"I don't know," mumbled the boy, interested in an éclair. "She cries a lot. Mother says she's in a decline."

"Oughtn't she to see a doctor?" I wondered.

"Mother thinks a doctor'd be no good. Besides, I don't 'spect she'd let one see Cecil, anyhow. I told you she won't allow any one in."

"Why does your mother give Cecil a room whose window looks over the moat, if it's so important she should hide?" I persisted.

"All the rooms in that wing where we live are like that," Bertie explained. "They've windows on the little court inside, and windows outside, on the moat. But the outside window in Cecil's room is nailed shut now, so she couldn't open it if she tried. And those little old panes set in lead are thick as thick! I don't believe you could smash one unless you had a hammer. Father says you couldn't. I mean, he says Cecil couldn't. And since the day Mother scolded Cecil for looking out, the curtain's nailed down.

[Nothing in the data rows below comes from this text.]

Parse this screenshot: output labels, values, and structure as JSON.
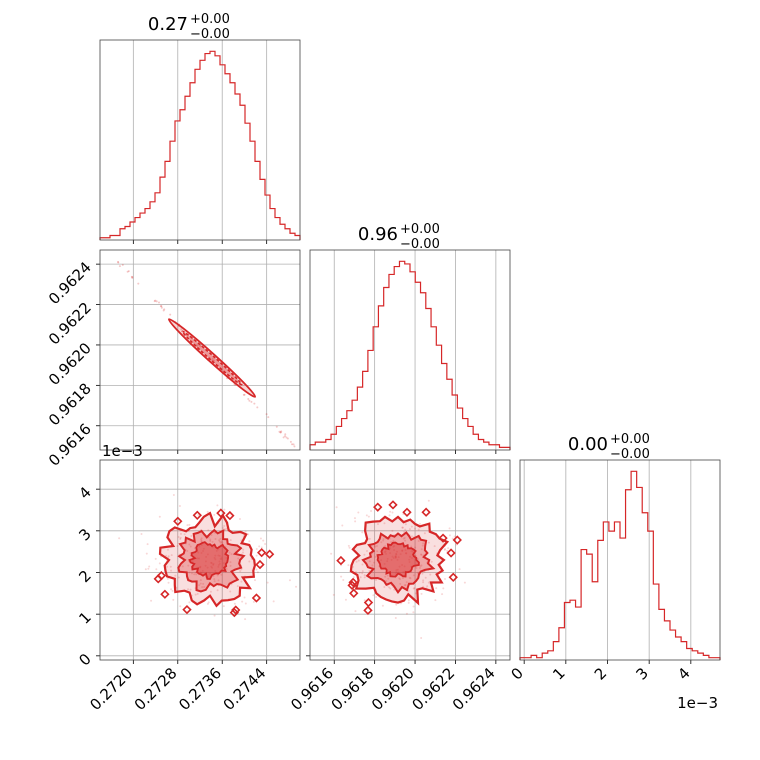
{
  "chart_data": {
    "type": "corner",
    "color": "#d62728",
    "grid": true,
    "panels": [
      {
        "id": "hist-a",
        "type": "histogram",
        "title": {
          "value": "0.27",
          "plus": "+0.00",
          "minus": "−0.00"
        },
        "xlim": [
          0.2714,
          0.275
        ],
        "counts": [
          1,
          1,
          2,
          2,
          5,
          6,
          8,
          10,
          12,
          14,
          17,
          21,
          28,
          35,
          44,
          53,
          58,
          64,
          70,
          76,
          80,
          83,
          84,
          82,
          78,
          74,
          70,
          65,
          60,
          52,
          44,
          35,
          27,
          20,
          14,
          10,
          7,
          5,
          3,
          2
        ],
        "xticks": [
          "0.2720",
          "0.2728",
          "0.2736",
          "0.2744"
        ],
        "xtick_values": [
          0.272,
          0.2728,
          0.2736,
          0.2744
        ]
      },
      {
        "id": "scatter-ab",
        "type": "scatter",
        "xlim": [
          0.2714,
          0.275
        ],
        "ylim": [
          0.96148,
          0.96247
        ],
        "yticks": [
          "0.9616",
          "0.9618",
          "0.9620",
          "0.9622",
          "0.9624"
        ],
        "ytick_values": [
          0.9616,
          0.9618,
          0.962,
          0.9622,
          0.9624
        ],
        "relation": "linear anti-correlated"
      },
      {
        "id": "hist-b",
        "type": "histogram",
        "title": {
          "value": "0.96",
          "plus": "+0.00",
          "minus": "−0.00"
        },
        "xlim": [
          0.96148,
          0.96247
        ],
        "counts": [
          2,
          3,
          3,
          4,
          6,
          9,
          12,
          15,
          19,
          24,
          30,
          38,
          47,
          55,
          62,
          67,
          70,
          72,
          71,
          68,
          64,
          60,
          54,
          47,
          40,
          33,
          27,
          21,
          16,
          12,
          9,
          6,
          4,
          3,
          2,
          2,
          1,
          1
        ],
        "xticks": [
          "0.9616",
          "0.9618",
          "0.9620",
          "0.9622",
          "0.9624"
        ],
        "xtick_values": [
          0.9616,
          0.9618,
          0.962,
          0.9622,
          0.9624
        ]
      },
      {
        "id": "scatter-ac",
        "type": "scatter",
        "xlim": [
          0.2714,
          0.275
        ],
        "ylim": [
          -0.1,
          4.7
        ],
        "yticks": [
          "0",
          "1",
          "2",
          "3",
          "4"
        ],
        "ytick_values": [
          0,
          1,
          2,
          3,
          4
        ],
        "offset": "1e−3"
      },
      {
        "id": "scatter-bc",
        "type": "scatter",
        "xlim": [
          0.96148,
          0.96247
        ],
        "ylim": [
          -0.1,
          4.7
        ]
      },
      {
        "id": "hist-c",
        "type": "histogram",
        "title": {
          "value": "0.00",
          "plus": "+0.00",
          "minus": "−0.00"
        },
        "xlim": [
          -0.1,
          4.7
        ],
        "counts": [
          1,
          1,
          2,
          1,
          3,
          4,
          8,
          14,
          25,
          26,
          23,
          48,
          46,
          34,
          52,
          60,
          56,
          60,
          53,
          74,
          82,
          75,
          64,
          56,
          33,
          22,
          17,
          13,
          10,
          8,
          5,
          4,
          3,
          2,
          1,
          1
        ],
        "xticks": [
          "0",
          "1",
          "2",
          "3",
          "4"
        ],
        "xtick_values": [
          0,
          1,
          2,
          3,
          4
        ],
        "offset": "1e−3"
      }
    ]
  }
}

It doesn't matter, though. Plenty of light comes from the garden side."

"Where was Cecil before you went to live in the wing?" I asked. "Was she in the house?"

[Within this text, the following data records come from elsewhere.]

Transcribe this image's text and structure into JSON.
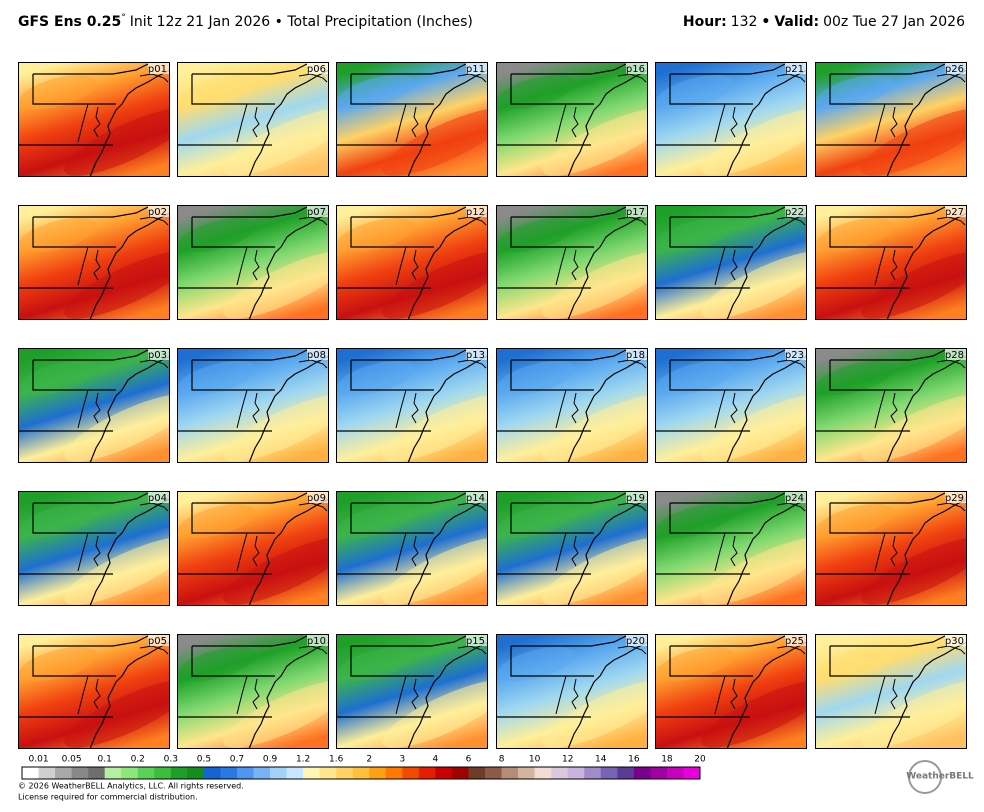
{
  "header": {
    "model": "GFS Ens 0.25",
    "degree": "°",
    "description": "Init 12z 21 Jan 2026 • Total Precipitation (Inches)",
    "hour_label": "Hour:",
    "hour": "132",
    "separator": "•",
    "valid_label": "Valid:",
    "valid": "00z Tue 27 Jan 2026"
  },
  "panels": [
    "p01",
    "p06",
    "p11",
    "p16",
    "p21",
    "p26",
    "p02",
    "p07",
    "p12",
    "p17",
    "p22",
    "p27",
    "p03",
    "p08",
    "p13",
    "p18",
    "p23",
    "p28",
    "p04",
    "p09",
    "p14",
    "p19",
    "p24",
    "p29",
    "p05",
    "p10",
    "p15",
    "p20",
    "p25",
    "p30"
  ],
  "colorbar": {
    "labels": [
      "0.01",
      "0.05",
      "0.1",
      "0.2",
      "0.3",
      "0.5",
      "0.7",
      "0.9",
      "1.2",
      "1.6",
      "2",
      "3",
      "4",
      "6",
      "8",
      "10",
      "12",
      "14",
      "16",
      "18",
      "20"
    ],
    "colors": [
      "#ffffff",
      "#d0d0d0",
      "#a8a8a8",
      "#888888",
      "#6e6e6e",
      "#b4f0a0",
      "#8ce678",
      "#5ad25a",
      "#3cbe3c",
      "#1ea028",
      "#148c1e",
      "#1464d2",
      "#2878e6",
      "#5096f0",
      "#78b4f5",
      "#a0d2fa",
      "#c8e6ff",
      "#fff5b4",
      "#ffe68c",
      "#ffd264",
      "#ffbe3c",
      "#ffa014",
      "#ff7800",
      "#f04b00",
      "#e61e00",
      "#c80000",
      "#a00000",
      "#6e3c28",
      "#8c5a46",
      "#b48c78",
      "#d2b4a0",
      "#f0dcd2",
      "#dcc8dc",
      "#c8b4dc",
      "#a08cc8",
      "#7864b4",
      "#5a3c96",
      "#78008c",
      "#a000a0",
      "#c800be",
      "#e600dc"
    ]
  },
  "footer": {
    "copyright": "© 2026 WeatherBELL Analytics, LLC. All rights reserved.",
    "license": "License required for commercial distribution.",
    "logo": "WeatherBELL"
  }
}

"Oh, she'd been in that wing for weeks before Father and I moved in," said the boy. "Mother slept there at night. And Cecil could look out as much as she liked, because there was no one about except us, and Krammie. Krammie doesn't count! She's the same as the family, because she's so old—she nursed Mother when Mother was a baby. Seems funny she could have been a baby, doesn't it? But Krammie loves her better than any one, except me. She never splits on me to them if I do anything. But now I've eaten all the cakes, so we'd better go and find Krammie. If we don't, she may go into the wing first. There'd be the devil to pay then!"

It seemed to me that there was the devil to pay already—a devil in woman's form—unless my imagination had made a fool of me. I shivered with disgust at the thought of those two witches—the middle-aged one and the hag. I hope I didn't take their wickedness for granted because they were both Germans, though we have got into that habit in the last five years, with all we've gone through, and with the villains who used to be Russian in novels now being German!

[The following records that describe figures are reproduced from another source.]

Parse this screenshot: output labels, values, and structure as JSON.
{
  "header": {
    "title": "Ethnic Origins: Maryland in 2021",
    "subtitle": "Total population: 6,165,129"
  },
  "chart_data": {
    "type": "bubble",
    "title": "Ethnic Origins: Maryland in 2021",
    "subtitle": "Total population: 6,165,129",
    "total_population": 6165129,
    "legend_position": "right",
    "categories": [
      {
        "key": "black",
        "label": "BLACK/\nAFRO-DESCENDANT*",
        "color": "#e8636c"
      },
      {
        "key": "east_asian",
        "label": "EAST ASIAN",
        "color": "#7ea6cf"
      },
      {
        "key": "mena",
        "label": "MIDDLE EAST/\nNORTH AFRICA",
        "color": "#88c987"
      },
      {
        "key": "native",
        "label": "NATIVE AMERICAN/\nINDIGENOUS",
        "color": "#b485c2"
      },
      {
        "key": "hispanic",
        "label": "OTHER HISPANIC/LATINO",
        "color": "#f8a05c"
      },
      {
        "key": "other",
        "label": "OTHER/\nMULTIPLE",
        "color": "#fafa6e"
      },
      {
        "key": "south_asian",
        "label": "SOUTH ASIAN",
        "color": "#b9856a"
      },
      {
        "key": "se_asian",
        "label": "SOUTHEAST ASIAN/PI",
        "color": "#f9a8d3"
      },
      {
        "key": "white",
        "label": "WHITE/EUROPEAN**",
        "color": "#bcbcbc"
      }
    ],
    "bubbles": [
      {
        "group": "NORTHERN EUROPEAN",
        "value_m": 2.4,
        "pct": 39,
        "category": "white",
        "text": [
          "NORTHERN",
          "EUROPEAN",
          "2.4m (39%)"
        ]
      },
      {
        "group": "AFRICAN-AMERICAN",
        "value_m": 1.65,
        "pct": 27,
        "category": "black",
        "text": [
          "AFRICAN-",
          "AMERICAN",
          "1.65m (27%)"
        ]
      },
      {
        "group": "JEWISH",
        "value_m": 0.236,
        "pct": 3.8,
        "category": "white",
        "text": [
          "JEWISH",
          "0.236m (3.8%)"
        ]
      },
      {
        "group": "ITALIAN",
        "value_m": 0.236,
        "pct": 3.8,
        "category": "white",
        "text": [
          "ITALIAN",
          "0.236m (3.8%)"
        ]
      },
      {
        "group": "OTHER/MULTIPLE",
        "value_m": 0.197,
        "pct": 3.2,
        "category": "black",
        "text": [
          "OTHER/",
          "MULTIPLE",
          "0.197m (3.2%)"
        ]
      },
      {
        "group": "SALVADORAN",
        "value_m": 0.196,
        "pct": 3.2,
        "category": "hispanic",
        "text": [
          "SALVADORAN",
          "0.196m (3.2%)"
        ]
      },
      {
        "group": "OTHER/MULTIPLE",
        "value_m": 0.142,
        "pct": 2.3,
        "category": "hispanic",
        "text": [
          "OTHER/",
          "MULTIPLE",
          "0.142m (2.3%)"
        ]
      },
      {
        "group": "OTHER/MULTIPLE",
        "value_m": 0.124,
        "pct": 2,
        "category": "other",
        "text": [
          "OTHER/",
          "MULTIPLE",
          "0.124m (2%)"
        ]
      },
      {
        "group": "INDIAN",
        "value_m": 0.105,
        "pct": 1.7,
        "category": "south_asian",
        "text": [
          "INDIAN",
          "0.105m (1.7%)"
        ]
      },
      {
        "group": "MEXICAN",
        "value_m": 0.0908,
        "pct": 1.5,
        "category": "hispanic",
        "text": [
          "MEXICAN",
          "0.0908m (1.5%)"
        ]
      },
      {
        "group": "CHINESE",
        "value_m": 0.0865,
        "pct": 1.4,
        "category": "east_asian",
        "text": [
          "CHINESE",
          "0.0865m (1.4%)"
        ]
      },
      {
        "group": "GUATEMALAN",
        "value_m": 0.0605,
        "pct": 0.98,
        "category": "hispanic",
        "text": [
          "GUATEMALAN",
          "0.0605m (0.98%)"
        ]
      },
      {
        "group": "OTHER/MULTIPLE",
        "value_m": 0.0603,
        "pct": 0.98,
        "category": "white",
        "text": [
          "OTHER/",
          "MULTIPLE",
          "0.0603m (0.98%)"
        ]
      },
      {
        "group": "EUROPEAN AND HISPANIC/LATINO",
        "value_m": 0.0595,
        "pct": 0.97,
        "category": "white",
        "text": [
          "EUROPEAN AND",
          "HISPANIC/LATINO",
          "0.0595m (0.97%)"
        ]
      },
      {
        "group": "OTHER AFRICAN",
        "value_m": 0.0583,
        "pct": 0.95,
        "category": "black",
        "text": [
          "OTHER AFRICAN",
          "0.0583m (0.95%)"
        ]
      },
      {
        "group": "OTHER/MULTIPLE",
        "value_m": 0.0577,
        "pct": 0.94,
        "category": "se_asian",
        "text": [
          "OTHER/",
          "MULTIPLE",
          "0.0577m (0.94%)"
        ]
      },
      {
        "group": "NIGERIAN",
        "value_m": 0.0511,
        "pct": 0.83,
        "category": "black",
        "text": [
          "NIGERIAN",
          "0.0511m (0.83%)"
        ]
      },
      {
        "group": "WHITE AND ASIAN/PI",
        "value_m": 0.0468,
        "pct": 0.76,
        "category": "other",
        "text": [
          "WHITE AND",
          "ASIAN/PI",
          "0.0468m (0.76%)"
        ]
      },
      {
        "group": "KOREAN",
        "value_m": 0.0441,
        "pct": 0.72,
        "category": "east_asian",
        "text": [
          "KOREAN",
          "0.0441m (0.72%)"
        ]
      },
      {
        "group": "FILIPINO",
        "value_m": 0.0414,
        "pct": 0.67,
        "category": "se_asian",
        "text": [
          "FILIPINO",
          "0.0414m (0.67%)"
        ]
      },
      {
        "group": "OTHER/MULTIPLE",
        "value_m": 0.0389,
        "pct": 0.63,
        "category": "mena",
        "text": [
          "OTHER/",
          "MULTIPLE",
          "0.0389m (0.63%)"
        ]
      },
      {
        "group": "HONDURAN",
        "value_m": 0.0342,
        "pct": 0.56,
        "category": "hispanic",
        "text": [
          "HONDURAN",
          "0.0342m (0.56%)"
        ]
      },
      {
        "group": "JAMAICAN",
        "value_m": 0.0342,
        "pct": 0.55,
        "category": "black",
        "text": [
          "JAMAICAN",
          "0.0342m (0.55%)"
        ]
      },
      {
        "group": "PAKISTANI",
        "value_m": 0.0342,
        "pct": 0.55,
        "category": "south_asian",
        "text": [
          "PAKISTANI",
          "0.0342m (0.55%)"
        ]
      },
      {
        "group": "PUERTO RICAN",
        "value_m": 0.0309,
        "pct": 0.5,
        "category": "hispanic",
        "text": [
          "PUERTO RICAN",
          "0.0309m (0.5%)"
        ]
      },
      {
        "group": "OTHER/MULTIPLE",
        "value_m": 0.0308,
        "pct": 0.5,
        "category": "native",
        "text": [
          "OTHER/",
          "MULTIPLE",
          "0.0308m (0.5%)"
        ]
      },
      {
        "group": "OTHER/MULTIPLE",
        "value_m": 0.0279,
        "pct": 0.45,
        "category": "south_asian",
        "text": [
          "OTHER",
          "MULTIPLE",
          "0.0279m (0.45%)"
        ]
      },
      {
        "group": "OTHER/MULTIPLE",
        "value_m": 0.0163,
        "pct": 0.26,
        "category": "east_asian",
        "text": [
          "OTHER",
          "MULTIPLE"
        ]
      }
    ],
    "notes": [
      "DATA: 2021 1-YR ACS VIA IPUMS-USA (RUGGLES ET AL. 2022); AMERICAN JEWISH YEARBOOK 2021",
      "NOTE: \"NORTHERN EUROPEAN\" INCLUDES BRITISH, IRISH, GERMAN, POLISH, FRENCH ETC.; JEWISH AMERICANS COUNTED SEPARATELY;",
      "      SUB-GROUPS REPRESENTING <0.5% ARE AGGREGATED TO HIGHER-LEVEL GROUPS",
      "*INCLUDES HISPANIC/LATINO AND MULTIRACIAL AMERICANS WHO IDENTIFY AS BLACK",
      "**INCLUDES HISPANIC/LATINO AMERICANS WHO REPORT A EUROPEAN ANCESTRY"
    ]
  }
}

If I did hand over my prize to the elder witch, the boy was lost to me. I should never get a second chance to catch my fox with cake! And even were I sure that he wouldn't blab, or that Kramm wouldn't, the secret of our meeting was certain to leak out. In that case, the red baize door would never again open to my knock. So what was I to do?

"Come along," urged the boy. Having got all he could get out of me, he began to sulk. "I don't want to stay with you any more."